Unfamiliar Fishes by Sarah Vowell documents white man’s relationship to, destruction and annexation of Hawaii. The history covered is primarily 1820 through 1898 beginning with Cooke’s sailors, focusing mainly on the missionary colonization, touching on whaling, the monarchy and sugar issues.
I first heard of Vowell as a contributor from This American Life. I know her voice and tone. Usually I hear the story in the author’s voice if I’ve heard the author speak before. Vowell’s voice is very distinctive (she played Violet from The Incredibles) so I was surprised that when I read this, Ididn’t hear her voice in my head. She has a warped way of seeing and describing things. She’ll be describing something and put some pithy rejoiner at the end. She did a lot of research and it shows. She noted that “I’m never more at home than when I’m looking stuff up.”

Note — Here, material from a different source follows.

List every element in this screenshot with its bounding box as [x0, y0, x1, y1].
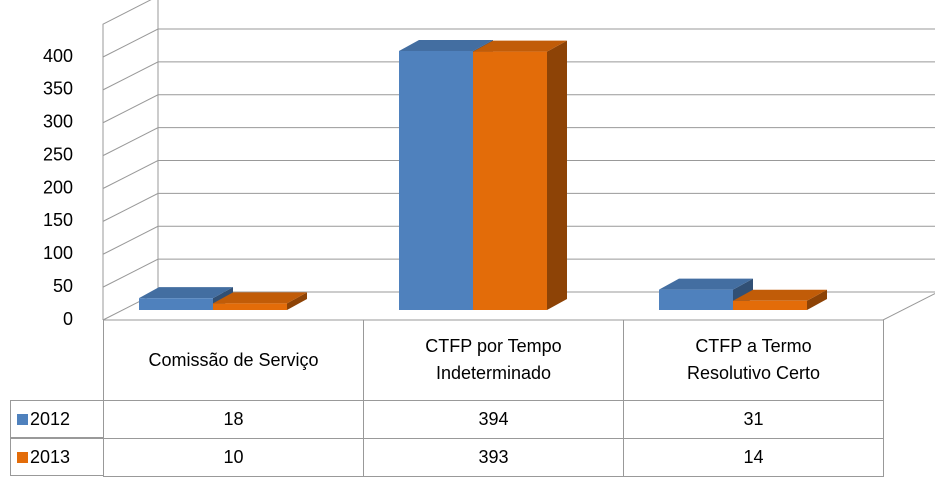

Vowell describes VD and religion as sharing a similar process: “The only thing more European than spreading VD is documenting it… Missionaries were to spread the fear of god as far as Cooke’s men spread the clap.”
Previous to missionary settling, polygamy and incest were acceptable. The word “adultery” didn’t exist in the Hawaiian vocabulary. So when it was outlawed, King Kamehameha III really outlawed the delightful crime of “mischievous mating.”
Interesting, informative, snarky. Just the way I like my history.